Гуннора вздохнула. Может быть, это отпугнет того христианина? Она надеялась, что с Сейнфредой все в порядке.

Ей хотелось попросить Ричарда, чтобы тот отправил своих воинов в лес на тот случай, если Сейнфреде понадобится защита, но нельзя было испытывать его терпение. Гуннора решила довольствоваться тем, что ее младшие сестры с ней, в безопасности.

Первые дни в Руане прошли как во сне. Ричард больше не звал ее к себе — впоследствии Гуннора узнала, что он отправился в одну из провинций Нормандии, чтобы уладить спор между двумя рыцарями. Ей ничего не оставалось, как проводить время с другими женщинами, не только любовницами герцога, но и служанками и дочерьми высокопоставленных чиновников и рыцарей. Все эти девушки жили при дворе. Их мир был очень громким, в женских покоях царил непрерывный гул, как в пчелином улье. Гуннора не понимала, как можно все время говорить о всяких глупостях. Все разговоры тут вертелись вокруг тканей и украшений, платьев и лошадей, рыцарей и священников, а главное — вокруг Ричарда.

В лесу достаточно было лишь нескольких слов, да и те не нужно было произносить, только писать рунами. Тут же речь переставала быть сокровищем, на нее не скупились.

Гуннора обычно молчала. Она не хотела умножать слова без надобности и не отвечала на расспросы других девушек о том, кто она и где встретила Ричарда. Но со временем датчанка смягчилась. Она поняла, что девушки болтают так много не по глупости своей, а от скуки. Им нечем было заняться. Служанки и рабыни готовили еду и убирали комнаты, благородные же могли развеяться только болтовней. Кроме того, они пряли и ухаживали за своим телом, и это им очень нравилось. Почти каждый день девушки ходили в термы. Там можно было пропотеть, как в банях у Гунноры на родине. В небольших комнатках разводили огонь из торфа и поливали камни на полу водой. Конечно, термы были намного больше бань, но пара там было не меньше. Гунноре нравилось сидеть здесь, наслаждаясь теплом. Ее тело расслабилось, и девушке захотелось поговорить.

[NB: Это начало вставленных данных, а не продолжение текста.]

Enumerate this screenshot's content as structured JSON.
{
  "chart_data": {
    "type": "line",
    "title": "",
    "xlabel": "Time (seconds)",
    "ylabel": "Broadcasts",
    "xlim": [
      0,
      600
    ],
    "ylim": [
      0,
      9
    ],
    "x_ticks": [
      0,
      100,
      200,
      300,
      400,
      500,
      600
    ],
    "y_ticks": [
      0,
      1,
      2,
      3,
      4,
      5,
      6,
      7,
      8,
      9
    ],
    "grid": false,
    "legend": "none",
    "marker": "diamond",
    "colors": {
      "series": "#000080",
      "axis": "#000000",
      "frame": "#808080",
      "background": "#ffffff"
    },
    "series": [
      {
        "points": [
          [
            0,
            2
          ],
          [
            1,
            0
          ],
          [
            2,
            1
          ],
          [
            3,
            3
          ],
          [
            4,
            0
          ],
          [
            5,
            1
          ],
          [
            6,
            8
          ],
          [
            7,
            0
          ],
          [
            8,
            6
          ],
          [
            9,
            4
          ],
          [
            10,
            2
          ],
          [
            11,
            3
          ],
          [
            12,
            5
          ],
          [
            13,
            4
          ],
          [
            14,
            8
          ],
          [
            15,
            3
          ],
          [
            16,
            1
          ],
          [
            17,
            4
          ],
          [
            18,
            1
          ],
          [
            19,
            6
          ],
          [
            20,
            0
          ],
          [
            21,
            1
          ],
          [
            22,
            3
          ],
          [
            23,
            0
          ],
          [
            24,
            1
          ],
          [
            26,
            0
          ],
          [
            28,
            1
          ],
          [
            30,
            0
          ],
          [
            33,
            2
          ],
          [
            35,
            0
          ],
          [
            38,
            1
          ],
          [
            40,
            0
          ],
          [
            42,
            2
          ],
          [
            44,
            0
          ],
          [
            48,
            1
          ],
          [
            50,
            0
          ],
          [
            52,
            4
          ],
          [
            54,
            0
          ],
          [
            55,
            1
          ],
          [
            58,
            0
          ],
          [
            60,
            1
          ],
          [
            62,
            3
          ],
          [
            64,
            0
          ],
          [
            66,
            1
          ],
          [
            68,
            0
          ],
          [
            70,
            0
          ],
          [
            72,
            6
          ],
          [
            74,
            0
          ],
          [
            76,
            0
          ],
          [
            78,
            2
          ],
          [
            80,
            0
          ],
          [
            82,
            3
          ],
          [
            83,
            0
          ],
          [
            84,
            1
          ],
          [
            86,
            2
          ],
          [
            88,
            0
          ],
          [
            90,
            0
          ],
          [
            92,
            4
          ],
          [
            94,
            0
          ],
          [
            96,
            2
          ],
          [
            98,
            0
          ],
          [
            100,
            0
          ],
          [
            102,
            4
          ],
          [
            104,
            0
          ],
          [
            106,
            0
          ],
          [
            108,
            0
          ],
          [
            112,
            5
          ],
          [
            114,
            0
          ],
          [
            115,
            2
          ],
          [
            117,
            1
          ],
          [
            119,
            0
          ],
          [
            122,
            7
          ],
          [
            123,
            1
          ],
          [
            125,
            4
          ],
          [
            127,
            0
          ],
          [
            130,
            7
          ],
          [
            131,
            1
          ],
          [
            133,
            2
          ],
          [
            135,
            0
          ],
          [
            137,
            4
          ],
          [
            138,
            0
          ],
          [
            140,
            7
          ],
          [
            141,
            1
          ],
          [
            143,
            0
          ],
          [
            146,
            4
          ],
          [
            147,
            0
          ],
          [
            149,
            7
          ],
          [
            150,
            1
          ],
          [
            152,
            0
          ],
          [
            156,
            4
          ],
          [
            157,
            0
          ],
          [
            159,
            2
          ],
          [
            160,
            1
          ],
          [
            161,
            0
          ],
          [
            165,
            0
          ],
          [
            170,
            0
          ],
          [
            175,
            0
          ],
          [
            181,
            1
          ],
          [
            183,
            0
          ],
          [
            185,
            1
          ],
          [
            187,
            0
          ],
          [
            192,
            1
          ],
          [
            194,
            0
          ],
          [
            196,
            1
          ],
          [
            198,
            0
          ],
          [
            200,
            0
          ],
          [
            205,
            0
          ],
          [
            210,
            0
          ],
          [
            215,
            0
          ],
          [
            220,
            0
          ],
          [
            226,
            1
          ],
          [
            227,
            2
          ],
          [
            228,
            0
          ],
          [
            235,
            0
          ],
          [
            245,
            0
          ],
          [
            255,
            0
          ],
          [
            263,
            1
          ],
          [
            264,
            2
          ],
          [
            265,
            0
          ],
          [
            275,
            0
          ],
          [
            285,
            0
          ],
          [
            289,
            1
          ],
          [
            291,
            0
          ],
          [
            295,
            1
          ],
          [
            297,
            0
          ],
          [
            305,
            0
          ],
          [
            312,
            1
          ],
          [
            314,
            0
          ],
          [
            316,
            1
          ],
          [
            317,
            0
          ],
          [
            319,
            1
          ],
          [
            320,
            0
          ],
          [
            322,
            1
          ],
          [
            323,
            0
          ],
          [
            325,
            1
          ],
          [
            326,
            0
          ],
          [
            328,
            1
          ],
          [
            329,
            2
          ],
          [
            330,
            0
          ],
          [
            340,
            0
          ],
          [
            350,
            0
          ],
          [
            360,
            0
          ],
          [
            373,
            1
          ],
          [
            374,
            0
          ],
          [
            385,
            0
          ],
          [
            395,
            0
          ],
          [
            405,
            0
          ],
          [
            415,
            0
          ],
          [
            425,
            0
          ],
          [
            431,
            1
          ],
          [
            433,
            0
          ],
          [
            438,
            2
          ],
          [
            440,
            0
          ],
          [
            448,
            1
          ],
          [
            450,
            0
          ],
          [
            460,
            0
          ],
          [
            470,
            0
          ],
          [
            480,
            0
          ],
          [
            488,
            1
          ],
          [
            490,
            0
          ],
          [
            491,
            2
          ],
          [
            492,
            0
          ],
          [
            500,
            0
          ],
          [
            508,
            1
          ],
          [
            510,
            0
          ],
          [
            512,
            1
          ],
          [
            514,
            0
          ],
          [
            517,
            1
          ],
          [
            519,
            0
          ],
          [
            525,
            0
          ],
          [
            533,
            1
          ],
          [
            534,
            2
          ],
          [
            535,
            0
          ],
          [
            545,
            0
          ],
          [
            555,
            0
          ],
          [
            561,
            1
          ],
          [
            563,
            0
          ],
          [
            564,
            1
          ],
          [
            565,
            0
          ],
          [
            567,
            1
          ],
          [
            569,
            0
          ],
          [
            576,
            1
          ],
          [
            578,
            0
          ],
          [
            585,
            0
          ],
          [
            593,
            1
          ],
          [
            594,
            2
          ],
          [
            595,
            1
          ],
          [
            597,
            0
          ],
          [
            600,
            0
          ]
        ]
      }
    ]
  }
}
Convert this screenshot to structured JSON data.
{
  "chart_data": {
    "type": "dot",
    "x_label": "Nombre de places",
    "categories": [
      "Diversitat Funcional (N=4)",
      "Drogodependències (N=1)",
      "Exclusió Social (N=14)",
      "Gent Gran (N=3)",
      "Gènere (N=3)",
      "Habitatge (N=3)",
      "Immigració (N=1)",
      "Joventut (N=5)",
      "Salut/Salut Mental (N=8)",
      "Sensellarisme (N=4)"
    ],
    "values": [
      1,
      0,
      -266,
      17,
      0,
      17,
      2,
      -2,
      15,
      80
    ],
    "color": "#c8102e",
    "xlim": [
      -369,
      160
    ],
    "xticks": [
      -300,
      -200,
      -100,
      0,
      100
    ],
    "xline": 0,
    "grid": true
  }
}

— И тут вы моетесь каждый день? — удивленно сказала она.

Одна из женщин рассмеялась.

— Ну конечно. Говорят, что северяне грубы и неотесанны, но даже франкские женщины признают, что норманны чистоплотнее франков.

— Викинги, которые поселились в Англии, — вмешалась другая, — еще чистоплотнее. Говорят, что они не только моются каждый день, но и переодеваются в чистое, чтобы понравиться англичанкам.

Гуннора постаралась запомнить это название, чтобы потом узнать, где же находится эта самая Англия. Но сейчас ей было важнее побольше узнать о герцоге и его окружении. Она начала расспрашивать об этом товарок, и их вечная болтовня перестала ее раздражать. Благодаря им она могла обрести ответы на свои вопросы.

Женщины рассказали ей, что советника герцога, седовласого старика, которого она видела в комнате в башне, зовут Арвид. А Матильда, помощница пономаря, как оказалось, приходилась ему женой. Они уже очень давно служили Ричарду, а их дочь Альруна была той самой девушкой, столь неприветливо встретившей Гуннору в замке. Альруна не была любовницей Ричарда, он относился к ней как к родственнице, и все полагали, что вскоре она выйдет замуж за кого-то из его лучших рыцарей. Некоторые считали, что этим воином станет Арфаст, но в последнее время их почему-то не видели вместе. Собственно говоря, Альруна вообще перестала показываться на людях.

— Альруна очень странная, — как-то сказала ей Хонильда.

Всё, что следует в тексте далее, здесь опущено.